Student Reporting Labs Curriculum

PBS NewsHour Student Reporting Labs is a project-based learning program that supports teachers and young people to report on important issues in their community, creating impactful video reports for local media outlets and the national PBS NewsHour.

Along with technical instruction on the use of cameras and editing equipment, Student Reporting Labs lesson plans focus on understanding the role of journalism in society and developing broader communication skills, including listening, asking questions, teamwork and public speaking.

2020-2021 Projects

Every year, Student Reporting Labs (SRL) creates different projects for students in our network to create video stories about topics tied to national and newsworthy issues. Labs in SRL’s community use the project instructions and guidelines to submit work to our team of youth media producers for publication.

Now, any school, teacher, and student can use our newest projects and curriculum to practice essential video journalism and production skills. The projects include deadlines, but educators can create their own timelines and deadlines. You may submit student work that you would like for SRL and the PBS NewsHour to consider for publication by following the submission instructions in each project. SRL chooses your story for publication, a producer will be in touch with you.

Special Unit: Making Sense of Coronavirus Through Storytelling and Media Making

With many schools closing and teaching moving online, PBS NewsHour Student Reporting Labs has created a special unit that covers the basics of local community journalism, storytelling, scripting and video editing. These are tough times for everyone, and your stories will add a uniquely critical perspective to coronavirus coverage.
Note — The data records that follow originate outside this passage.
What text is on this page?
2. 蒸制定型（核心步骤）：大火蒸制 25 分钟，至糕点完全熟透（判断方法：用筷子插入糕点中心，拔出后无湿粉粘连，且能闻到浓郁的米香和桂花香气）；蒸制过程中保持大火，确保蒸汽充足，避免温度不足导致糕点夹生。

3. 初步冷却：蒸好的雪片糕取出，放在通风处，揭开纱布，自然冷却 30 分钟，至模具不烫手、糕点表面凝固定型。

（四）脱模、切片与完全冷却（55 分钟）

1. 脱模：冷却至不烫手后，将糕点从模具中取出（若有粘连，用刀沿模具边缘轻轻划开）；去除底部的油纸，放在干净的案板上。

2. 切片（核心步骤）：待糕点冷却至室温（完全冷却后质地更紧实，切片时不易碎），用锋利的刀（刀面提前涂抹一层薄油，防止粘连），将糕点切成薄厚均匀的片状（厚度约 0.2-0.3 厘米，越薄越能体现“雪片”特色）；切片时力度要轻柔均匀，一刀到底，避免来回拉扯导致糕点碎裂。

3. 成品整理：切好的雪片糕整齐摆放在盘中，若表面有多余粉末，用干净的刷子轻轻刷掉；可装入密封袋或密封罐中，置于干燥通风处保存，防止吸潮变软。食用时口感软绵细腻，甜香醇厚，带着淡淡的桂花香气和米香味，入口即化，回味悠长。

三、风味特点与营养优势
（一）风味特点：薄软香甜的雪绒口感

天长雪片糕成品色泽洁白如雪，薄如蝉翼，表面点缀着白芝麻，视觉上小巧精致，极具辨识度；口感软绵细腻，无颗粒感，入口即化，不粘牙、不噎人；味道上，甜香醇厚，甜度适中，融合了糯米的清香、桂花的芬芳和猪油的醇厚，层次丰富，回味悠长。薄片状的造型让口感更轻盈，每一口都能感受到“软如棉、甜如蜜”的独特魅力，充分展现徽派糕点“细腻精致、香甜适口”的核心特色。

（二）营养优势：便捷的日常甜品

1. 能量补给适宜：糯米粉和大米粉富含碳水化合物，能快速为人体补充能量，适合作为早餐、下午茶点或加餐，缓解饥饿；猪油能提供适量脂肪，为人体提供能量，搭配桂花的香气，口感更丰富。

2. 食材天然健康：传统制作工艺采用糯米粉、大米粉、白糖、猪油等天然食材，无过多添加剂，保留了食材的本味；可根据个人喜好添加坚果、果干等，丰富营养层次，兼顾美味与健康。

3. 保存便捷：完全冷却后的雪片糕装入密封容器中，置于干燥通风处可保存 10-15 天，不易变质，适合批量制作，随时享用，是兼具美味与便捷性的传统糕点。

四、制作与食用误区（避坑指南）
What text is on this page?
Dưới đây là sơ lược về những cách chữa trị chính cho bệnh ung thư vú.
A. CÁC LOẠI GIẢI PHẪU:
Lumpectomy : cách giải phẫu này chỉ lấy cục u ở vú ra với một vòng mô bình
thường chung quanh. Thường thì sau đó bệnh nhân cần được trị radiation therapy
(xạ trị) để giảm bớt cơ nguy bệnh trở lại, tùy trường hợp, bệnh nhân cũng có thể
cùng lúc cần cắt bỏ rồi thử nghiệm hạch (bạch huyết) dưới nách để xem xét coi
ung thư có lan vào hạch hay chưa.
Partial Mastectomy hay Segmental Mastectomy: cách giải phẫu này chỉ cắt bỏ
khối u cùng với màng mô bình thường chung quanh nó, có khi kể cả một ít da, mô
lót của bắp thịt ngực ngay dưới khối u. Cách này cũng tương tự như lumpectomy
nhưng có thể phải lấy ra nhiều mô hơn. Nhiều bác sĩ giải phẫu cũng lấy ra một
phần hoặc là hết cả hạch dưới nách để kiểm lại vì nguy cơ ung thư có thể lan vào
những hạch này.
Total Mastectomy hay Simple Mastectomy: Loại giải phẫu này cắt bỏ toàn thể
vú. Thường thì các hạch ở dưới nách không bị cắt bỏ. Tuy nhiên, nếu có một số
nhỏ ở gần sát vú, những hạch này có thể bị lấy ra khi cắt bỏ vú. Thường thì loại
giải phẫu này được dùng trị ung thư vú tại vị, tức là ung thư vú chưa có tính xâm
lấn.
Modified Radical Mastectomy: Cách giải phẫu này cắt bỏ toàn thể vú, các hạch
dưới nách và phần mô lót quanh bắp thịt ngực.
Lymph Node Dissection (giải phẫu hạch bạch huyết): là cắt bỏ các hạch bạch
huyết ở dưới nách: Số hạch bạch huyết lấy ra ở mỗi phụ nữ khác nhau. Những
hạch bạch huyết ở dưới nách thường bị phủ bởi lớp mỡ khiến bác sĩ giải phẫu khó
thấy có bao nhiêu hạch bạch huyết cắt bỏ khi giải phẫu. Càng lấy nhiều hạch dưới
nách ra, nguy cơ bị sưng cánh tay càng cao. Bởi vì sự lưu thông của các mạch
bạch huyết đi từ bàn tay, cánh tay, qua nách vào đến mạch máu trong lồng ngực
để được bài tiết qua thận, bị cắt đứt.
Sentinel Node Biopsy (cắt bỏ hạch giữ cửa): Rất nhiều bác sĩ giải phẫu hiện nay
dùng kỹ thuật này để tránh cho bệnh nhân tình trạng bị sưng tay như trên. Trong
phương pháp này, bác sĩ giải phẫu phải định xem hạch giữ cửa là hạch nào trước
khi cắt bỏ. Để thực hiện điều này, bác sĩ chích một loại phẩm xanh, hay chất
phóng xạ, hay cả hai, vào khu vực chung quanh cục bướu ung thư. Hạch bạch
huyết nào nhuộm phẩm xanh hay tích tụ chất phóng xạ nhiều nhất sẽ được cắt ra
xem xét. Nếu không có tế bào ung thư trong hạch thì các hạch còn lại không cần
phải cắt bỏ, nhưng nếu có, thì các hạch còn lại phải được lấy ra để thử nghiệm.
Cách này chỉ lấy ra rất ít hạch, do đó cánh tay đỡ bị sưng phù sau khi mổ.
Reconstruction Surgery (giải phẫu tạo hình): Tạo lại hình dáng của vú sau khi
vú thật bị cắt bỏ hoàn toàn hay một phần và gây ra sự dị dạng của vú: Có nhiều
This resource packet is broken up into different pathways that lead you through the steps necessary to tell stories about the coronavirus’ impact on you, your family and community. The different options were created to accommodate different levels of difficulty, time-considerations, interest and available resources. Educators can create their own deadlines and timelines.


The full curriculum is available to teachers who have been accepted to the Student Reporting Lab program, but we have posted 10 flexible lessons that can be used in the context of courses in English, social studies, or video production classes and include critical thinking, analysis and production activities.

Each lesson is designed for a 50-minute class with engaging high-interest activities to nurture a sense of purpose and accomplishment. We’ve also taken a deep dive into the Common Core State Standards, ELA and ISTE to make sure that your students’ involvement in the program helps prepare them for college and career and builds life-long learning skills that translate to other areas of their lives, both academic and personal growth.


Independent research from the Temple University Media Education Lab and New Knowledge Organization show that students who participate in Student Reporting Labs have significant increases in media literacy, news literacy, STEM and information literacies, as well as critical thinking skills. After producing video news stories and experiencing public recognition for their work, students are more civically engaged, meaning that they are more likely to discuss current events, seek out different types of news, share stories and volunteer in their community.